Fine Gael has officially launched its campaign for a Yes vote in the forthcoming referendum on divorce. The referendum will take place on Friday, 24th May – the same day as the Local and European Elections.
Fine Gael’s central campaign message is an appeal to voters to help reduce the emotional and financial distress experienced by couples who currently have to prove to a court that they have been separated for four out of the previous five years before they can apply for a divorce. The long separation period requirement means couples, often apply for a judicial separation or enter a separation agreement, to regularise their affairs before divorcing – doubling their legal costs.
The campaign was launched by the Director of Elections for the Referendum, Minister Josepha Madigan TD, and the Minister for Justice and Equality, Charlie Flanagan TD, along with Lisa Hughes, a person who has experienced judicial separation and divorce.
Giving his backing to a Yes vote, North Cork Fine Gael Councillor John Paul O’Shea said the current requirement for couples to be separated for four out of the last five years adds considerably to the emotional and financial pain and stress on those involved. “Four years is too long to live in legal and day-to-day limbo if your marriage has broken down irretrievably. That is why I’m urging people to vote Yes on Friday, 24th May,” Cllr. O’Shea said.
Minister Madigan, who as a backbencher introduced a private members’ bill seeking a referendum to reduce the separation period, said: “The current four-year wait period before someone can even apply for a divorce exacts an enormous toll on many people who are left unable to move on with their lives.
“They are often caught in a long-drawn out court process that only serves to increase acrimony in the long run. Family relationships become further strained, often beyond repair. This surely cannot be acceptable in modern Ireland. The law today traps couples in irretrievable failed relationships. Rather than supporting families, the current lengthy separation period requirement can damage them.”
The Minister for Justice and Equality, Charlie Flanagan TD, who is responsible for the legislation, said: “Ireland has a very low divorce rate by international standards and that is very positive news.
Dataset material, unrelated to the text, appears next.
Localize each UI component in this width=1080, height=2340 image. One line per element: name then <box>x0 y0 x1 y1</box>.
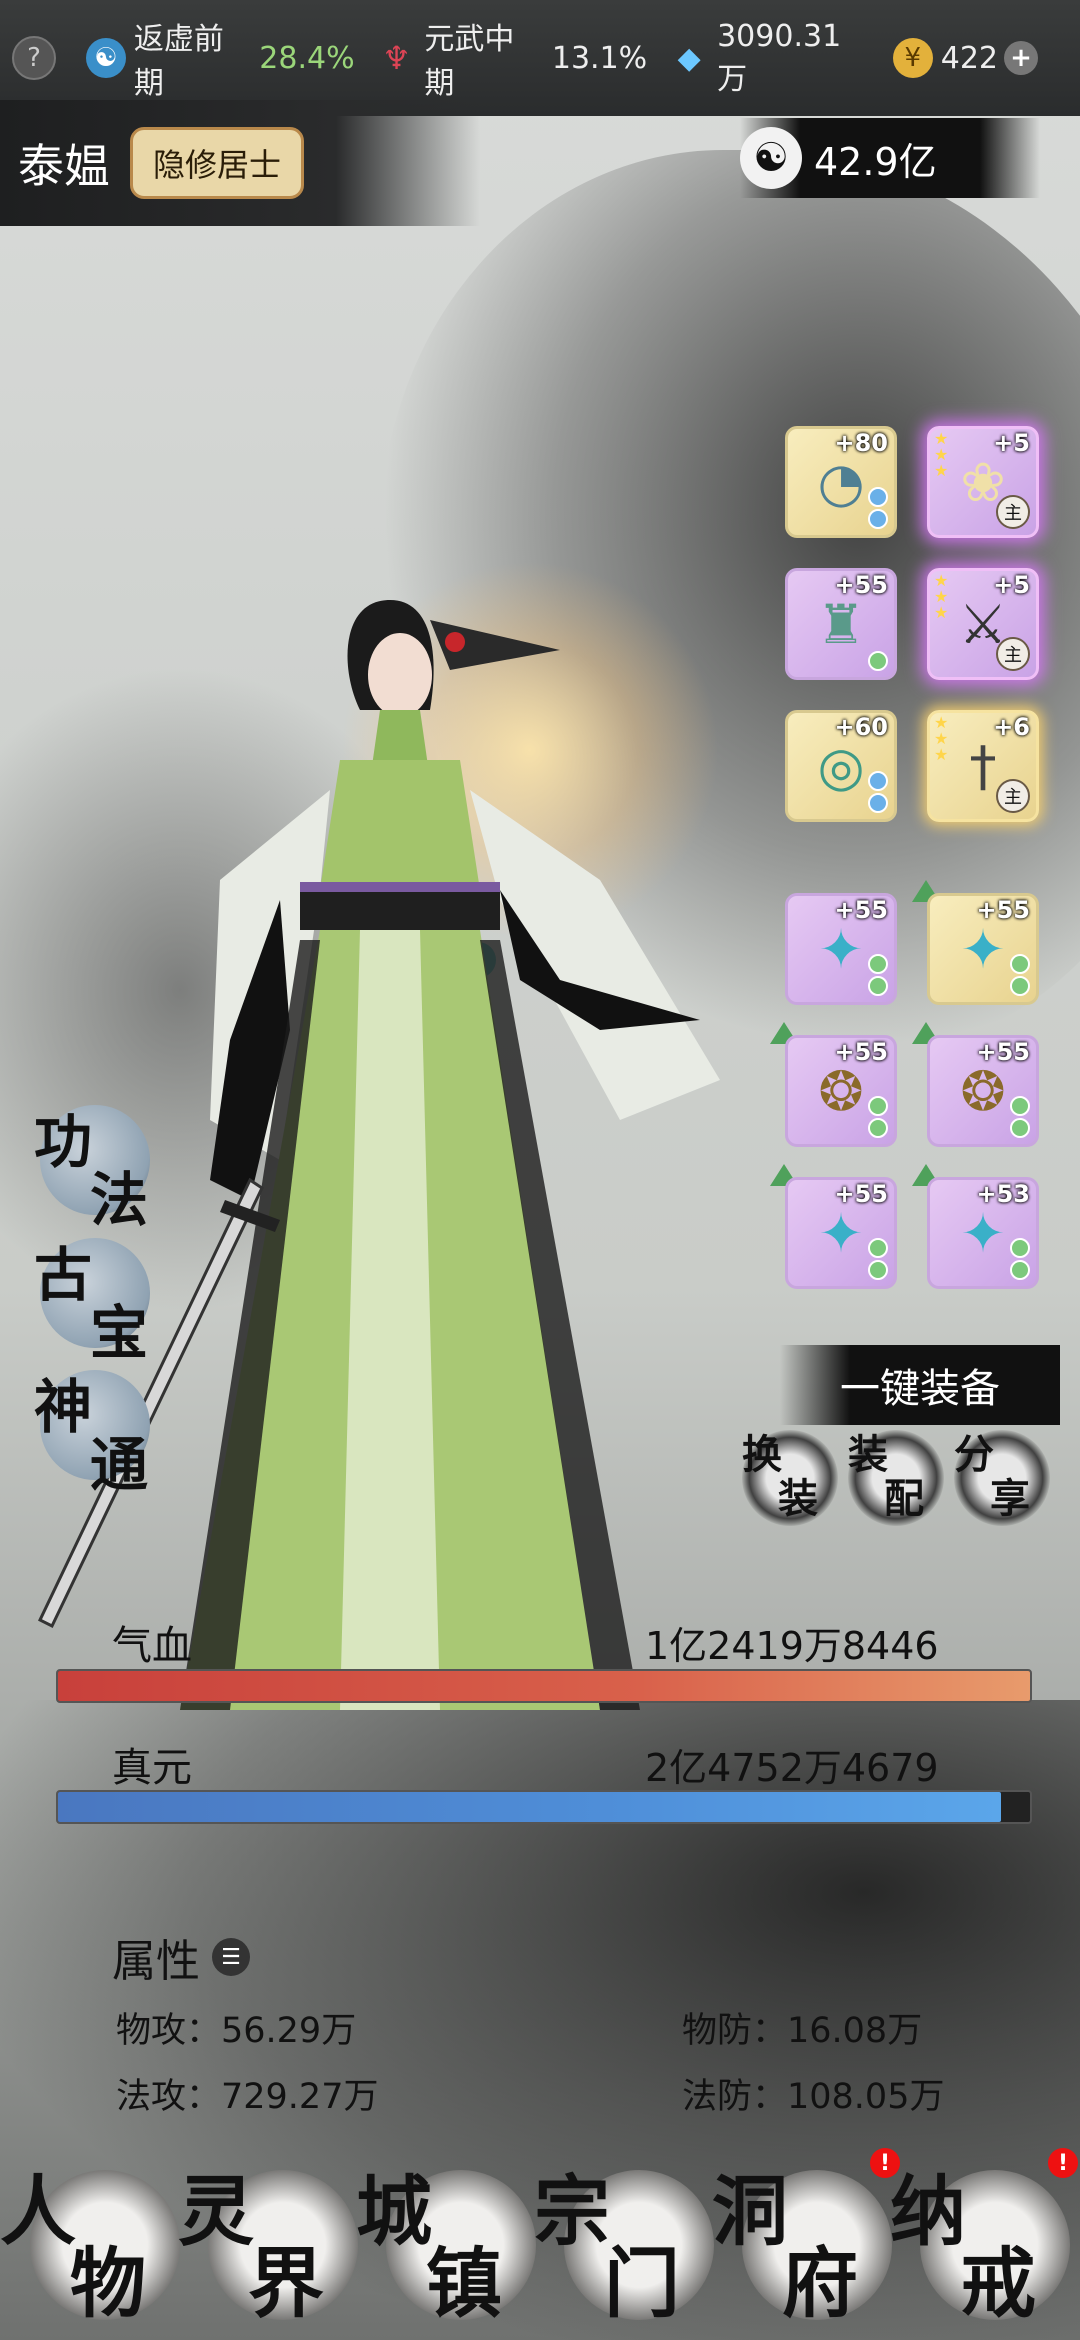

However, sadly in every part of Ireland, people’s marriages do break down irreparably and we want to help couples who find themselves in this sad situation.
“Our proposal involves retaining important constitutional protections: only a court may grant a divorce and the judge must be satisfied there is no reasonable prospect of reconciliation and proper provision has been made for children and dependents.”
The referendum will also ask people to agree to amend the constitutional provision governing the recognition of foreign divorces. The current provision dates from 1937 – at a time when divorce was illegal under the Constitution.
The proposal seeks to streamline the proposal so that the Oireachtas can regulate this area of law and address inconsistencies in the law. The Law Reform Commission will conduct an expert analysis of these issues in its next programme of law reform and legislation will follow, if the referendum is passed.